Archive for the ‘Fariba Hachtroudi’ Category

The Man Who Snapped His Fingers

May 13, 2016


The Man Who Snapped His Fingers by Iranian author Fariba Hachtoudi is a short novel about love in a time of totalitarianism. The totalitarian regime in question is known only as the Theological Republic and its leader as the Supreme Commander, giving the novel an allegorical power, but no doubt drawing on Hatchtoudi’s experience and knowledge of Iran, which her family left after the 1979 revolution when she was a young woman.

Appropriately for a novel concerned with love, the story unfolds in two voices, but these are not the voices of lovers, though their developing relationship is the novel’s subject. The first is that of Vima, or Bait 455 (the word ‘bait’ refers to prisoners who are taken to make other prisoners talk), who was tortured at length by the regime before being allowed to leave the country; the second belongs to one of the Supreme Leader’s most trusted Colonels, a man whose job it was to spy on the torturers to ensure they could be ‘trusted’. He, too, has now fled his homeland and has been seeking asylum for a number of years; he encounters Vima in her capacity as an interpreter at the Office for Refugees and Stateless Persons. Both have left loved ones behind, the single voices of their narratives in fact emphasising their loneliness.

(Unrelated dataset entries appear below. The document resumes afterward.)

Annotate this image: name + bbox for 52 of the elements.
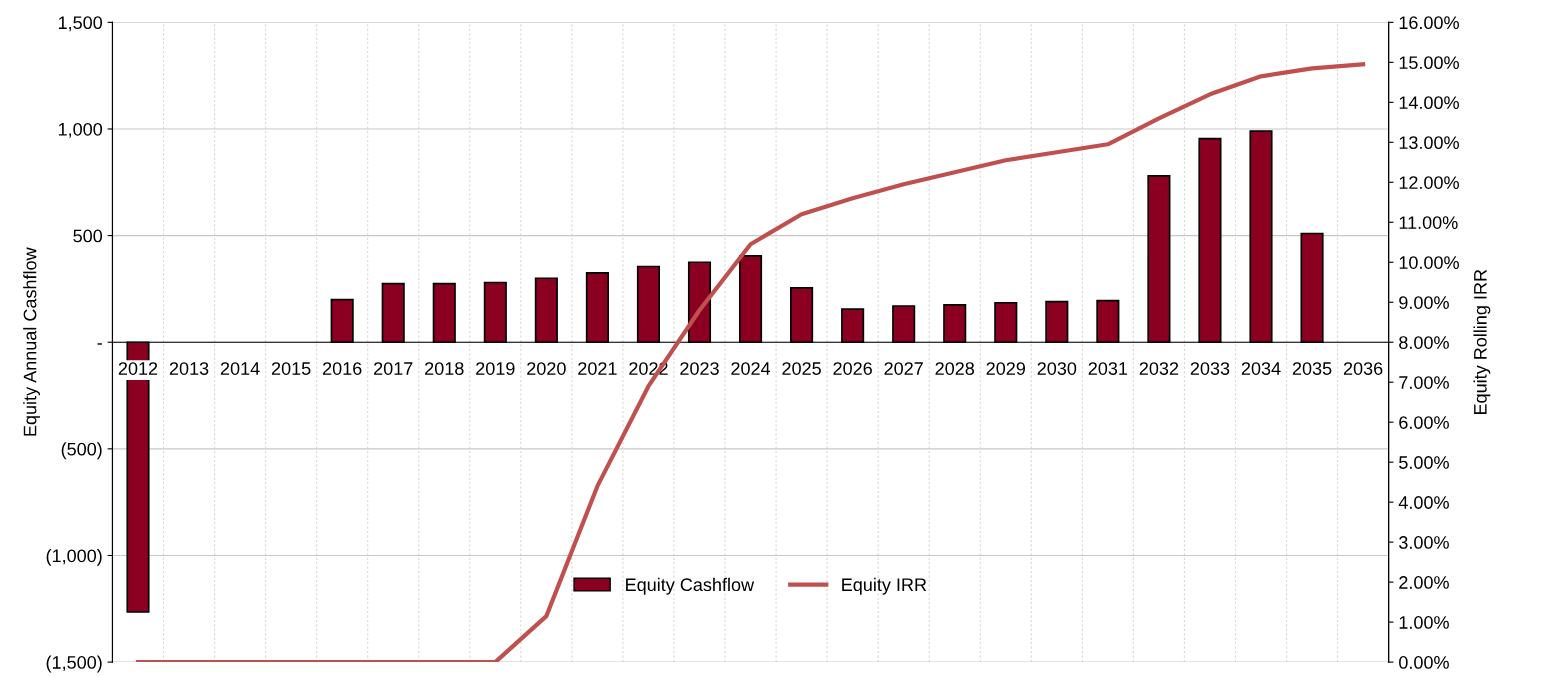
y2-tick-label: 3.00% [1399, 536, 1449, 549]
y2-tick-label: 15.00% [1399, 56, 1459, 70]
y-axis-title: Equity Annual Cashflow [23, 247, 40, 436]
x-tick-label: 2025 [782, 362, 821, 375]
x-tick-label: 2036 [1343, 362, 1383, 375]
y-tick-label: (1,500) [46, 655, 102, 673]
y2-tick-label: 5.00% [1399, 456, 1449, 469]
x-tick-label: 2026 [833, 362, 872, 375]
y2-axis-title: Equity Rolling IRR [1473, 269, 1491, 414]
y2-tick-label: 7.00% [1399, 376, 1449, 389]
x-tick-label: 2018 [425, 362, 464, 375]
x-tick-label: 2029 [986, 362, 1025, 375]
x-tick-label: 2032 [1139, 362, 1179, 375]
y2-tick-label: 14.00% [1399, 96, 1459, 110]
x-tick-label: 2024 [731, 362, 771, 375]
x-tick-label: 2017 [374, 362, 413, 375]
y2-tick-label: 13.00% [1399, 136, 1459, 150]
x-tick-label: 2015 [271, 362, 311, 375]
y2-tick-label: 2.00% [1399, 576, 1449, 589]
y2-tick-label: 4.00% [1398, 496, 1449, 509]
y-tick-label: 1,000 [58, 122, 103, 138]
y2-tick-label: 12.00% [1399, 176, 1459, 189]
x-tick-label: 2028 [935, 362, 975, 375]
x-tick-label: 2027 [884, 362, 923, 375]
x-tick-label: 2035 [1292, 362, 1332, 375]
x-tick-label: 2021 [578, 362, 617, 375]
y2-tick-label: 10.00% [1399, 256, 1459, 269]
x-tick-label: 2012 [118, 362, 158, 375]
y-tick-label: (1,000) [46, 548, 102, 566]
y-tick-label: 500 [73, 229, 103, 243]
y2-tick-label: 8.00% [1399, 336, 1449, 349]
x-tick-label: 2019 [476, 362, 515, 375]
y2-tick-label: 11.00% [1399, 216, 1458, 229]
y-tick-label: - [97, 343, 102, 345]
y2-tick-label: 16.00% [1399, 16, 1459, 30]
x-tick-label: 2013 [169, 362, 209, 375]
y2-tick-label: 9.00% [1399, 296, 1449, 309]
x-tick-label: 2016 [323, 362, 362, 375]
x-tick-label: 2023 [680, 362, 719, 375]
x-tick-label: 2030 [1037, 362, 1077, 375]
y-tick-label: 1,500 [58, 16, 103, 32]
x-tick-label: 2034 [1241, 362, 1281, 375]
y2-tick-label: 0.00% [1399, 656, 1449, 669]
legend-label: Equity Cashflow [626, 577, 755, 595]
x-tick-label: 2033 [1190, 362, 1230, 375]
y2-tick-label: 6.00% [1399, 416, 1449, 429]
legend-label: Equity IRR [842, 577, 927, 595]
x-tick-label: 2020 [527, 362, 566, 375]
x-tick-label: 2014 [220, 362, 260, 375]
x-tick-label: 2031 [1088, 362, 1128, 375]
y2-tick-label: 1.00% [1399, 616, 1449, 629]
y-tick-label: (500) [61, 442, 102, 460]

The Colonel recognises Vima almost immediately – “The woman sitting next to the official, strung as tight as a bow, is none other than 455” – but feels certain she will not know him as all prisoners wore hoods and blindfolds. However, in captivity Vima learned how to loosen her blindfold enough to squint underneath and observe the feet of her torturers:

“Tell me how you walk and I will tell you who you are. The Colonel has returned from the toilets. I am trying to concentrate. I’m staring at the ground, following his steps.”

Her relationship to the Colonel is closer than Vima at first realises: it was his wife’s discovery of a recording of her being tortured (which the Colonel was analysing to assess the performance of the torturers amid concern that Vima refused to break) that caused him to arrange her release, and later leave the country himself:

“You said, You have only one solution, and that is to leave. Once you’ve rescued this woman. You are going to arrange her escape. And her husband’s… They are the ones who will save you, in the end.”

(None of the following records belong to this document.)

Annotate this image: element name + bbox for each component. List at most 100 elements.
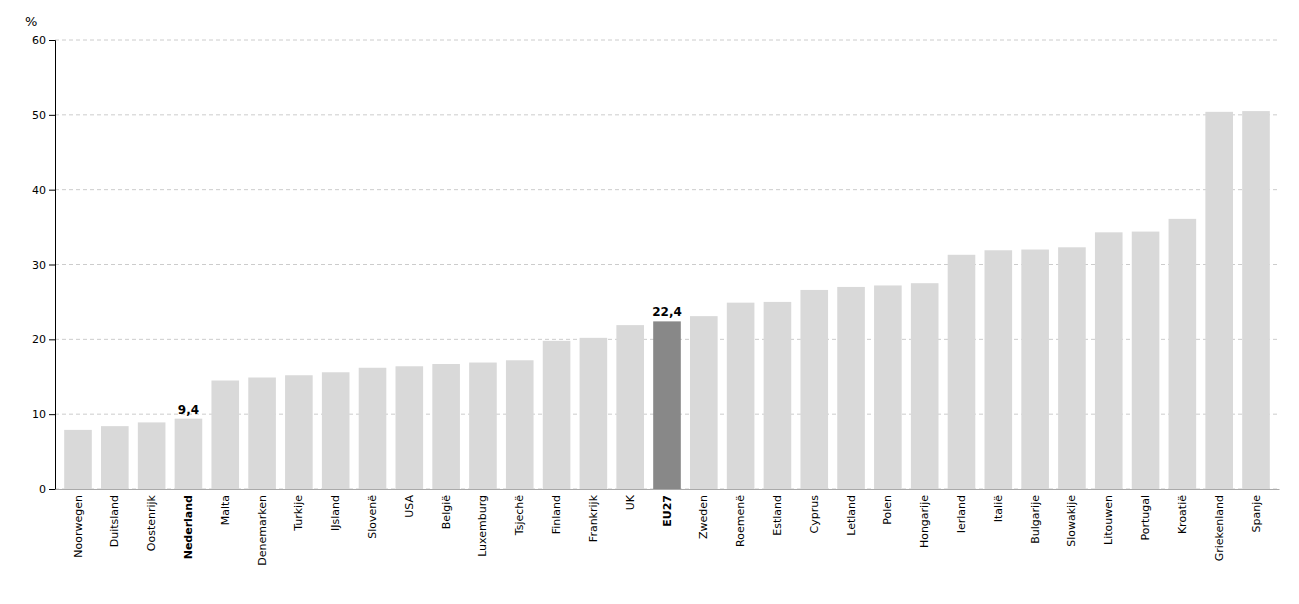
x-tick: Turkije [292, 489, 305, 532]
x-tick: Denemarken [256, 489, 269, 566]
x-tick-label: Italië [992, 495, 1005, 522]
x-tick-label: Bulgarije [1029, 495, 1042, 544]
x-tick-label: EU27 [661, 495, 674, 527]
x-tick: Finland [550, 489, 563, 534]
x-tick-label: Noorwegen [72, 495, 85, 558]
bar [690, 316, 718, 489]
x-tick: Zweden [697, 489, 710, 539]
x-tick: Griekenland [1213, 489, 1226, 561]
bar [543, 341, 571, 489]
x-axis: NoorwegenDuitslandOostenrijkNederlandMal… [56, 489, 1280, 566]
x-tick-label: USA [403, 495, 416, 518]
bar [101, 426, 129, 489]
y-tick-mark [49, 265, 55, 266]
x-tick: Estland [771, 489, 784, 536]
x-tick-label: Kroatië [1176, 495, 1189, 534]
x-tick-label: Spanje [1250, 495, 1263, 533]
x-tick-label: Estland [771, 495, 784, 536]
x-tick-label: Griekenland [1213, 495, 1226, 561]
x-tick-label: Letland [845, 495, 858, 536]
y-tick-label: 50 [32, 109, 46, 122]
plot: 0102030405060NoorwegenDuitslandOostenrij… [32, 34, 1280, 566]
bar [175, 419, 203, 489]
y-tick-mark [49, 190, 55, 191]
bar [948, 255, 976, 489]
bar [396, 366, 424, 489]
bar [469, 363, 497, 489]
x-tick-label: Nederland [182, 495, 195, 559]
x-tick: België [440, 489, 453, 529]
x-tick-label: Roemenë [734, 495, 747, 547]
x-axis-line [56, 489, 1280, 490]
bar [727, 303, 755, 489]
x-tick-label: Denemarken [256, 495, 269, 566]
bar [1058, 247, 1086, 489]
bar [653, 321, 681, 489]
x-tick: Spanje [1250, 489, 1263, 533]
y-tick-mark [49, 40, 55, 41]
grid-line [55, 114, 1279, 115]
y-tick-mark [49, 414, 55, 415]
x-tick: Kroatië [1176, 489, 1189, 534]
x-tick: Roemenë [734, 489, 747, 547]
x-tick-label: Zweden [697, 495, 710, 539]
x-tick: Ierland [955, 489, 968, 533]
x-tick: Polen [881, 489, 894, 525]
x-tick: Duitsland [108, 489, 121, 547]
x-tick: Bulgarije [1029, 489, 1042, 544]
x-tick: Hongarije [918, 489, 931, 548]
y-tick: 30 [32, 259, 55, 272]
x-tick: Frankrijk [587, 489, 600, 542]
y-tick: 0 [39, 483, 55, 496]
x-tick: Portugal [1139, 489, 1152, 541]
x-tick-label: Luxemburg [476, 495, 489, 557]
y-tick-mark [49, 339, 55, 340]
y-tick-label: 20 [32, 333, 46, 346]
x-tick: USA [403, 489, 416, 518]
grid-line [55, 189, 1279, 190]
y-axis-line [49, 41, 56, 490]
x-tick: Cyprus [808, 489, 821, 533]
bar [1205, 112, 1233, 489]
y-tick-label: 40 [32, 184, 46, 197]
grid-line [55, 40, 1279, 41]
x-tick-label: Turkije [292, 495, 305, 532]
chart: 0102030405060NoorwegenDuitslandOostenrij… [0, 0, 1299, 604]
x-tick: EU27 [661, 489, 674, 527]
y-tick-label: 10 [32, 408, 46, 421]
y-tick: 50 [32, 109, 55, 122]
bars [64, 111, 1270, 489]
x-tick: UK [624, 489, 637, 510]
x-tick: Italië [992, 489, 1005, 522]
y-axis: 0 10 20 30 40 50 60 [32, 34, 56, 496]
x-tick: Tsjechë [513, 489, 526, 536]
x-tick-label: Polen [881, 495, 894, 525]
bar [911, 283, 939, 489]
bar [1095, 232, 1123, 489]
bar [1242, 111, 1270, 489]
x-tick: Slowakije [1065, 489, 1078, 547]
grid [55, 40, 1279, 489]
bar [1132, 232, 1160, 489]
y-tick: 20 [32, 333, 55, 346]
x-tick: Letland [845, 489, 858, 536]
y-tick: 10 [32, 408, 55, 421]
bar [800, 290, 828, 489]
annotation: 9,4 [178, 403, 199, 417]
x-tick-label: België [440, 495, 453, 529]
annotation: 22,4 [652, 305, 682, 319]
x-tick: Slovenë [366, 489, 379, 539]
bar [985, 250, 1013, 489]
annotations: 9,4 22,4 [178, 305, 682, 416]
bar [837, 287, 865, 489]
bar [64, 430, 92, 489]
x-tick: Noorwegen [72, 489, 85, 558]
bar [432, 364, 460, 489]
x-tick-label: Cyprus [808, 495, 821, 534]
x-tick-label: UK [624, 494, 637, 510]
x-tick-label: Slovenë [366, 495, 379, 539]
x-tick-label: IJsland [329, 495, 342, 531]
x-tick-label: Duitsland [108, 495, 121, 547]
y-tick: 60 [32, 34, 55, 47]
x-tick: Malta [219, 489, 232, 525]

The Colonel does this out of love for his wife, which he calls his Achilles’ heel. Vima is able to resist her torture because of her love for her husband, Del:

“Del’s love was what kept me safe. More than anything, when I was in the depths of hell.”

The Colonel’s weakness is Vima’s strength, though arguably in both cases love brings them suffering, and separation.

Hachtoudi uses the Colonel and Vima’s perhaps unlikely love stories to reveal how totalitarian states work, both by describing the Colonel’s rise to power, and Vima’s treatment as a victim. The descriptions of Vima’s torture holds nothing back as she is both physical and sexually abused. That the torturers themselves are also under observation reveals the totalitarian mind-set. The Colonels’ story shows how his participation in (presumably the Iran-Iraq) war leads to recognition and admission to the Supreme Commander’s inner circle – from which, of course, there is no escape. In both cases it is the regime which tears their relationships apart. In Vima’s case this happens literally through imprisonment, but also through her fear Del might have betrayed her. For the Colonel, it occurs when his two roles as loving husband and brutal soldier collide. That his wife is also called Vima highlights the contrast.

Some readers may find it hard to accept the ‘truth’ of the Colonel’s love given his complicity in torture and murder – sadly history shows us otherwise. Importantly, Hachtoudi demonstrates the humanity of the oppressor and the victim, and the victim’s humanity revealed to the oppressor. Our attitude to all the characters may contain some ambiguity, including the Colonel’s wife, who writes at the end:

“Of the two of us, who was more to blame? The young devoted soldier caught in the tyrant’s vice, or the scientist cloistered on her Olympus, refusing to see what was there before her eyes?”

It is Hachtoudi’s ability to engage with her characters, the roles they are assigned by history, and how much power they have to reject them that makes this a gripping examination of totalitarianism’s perpetrators and victims.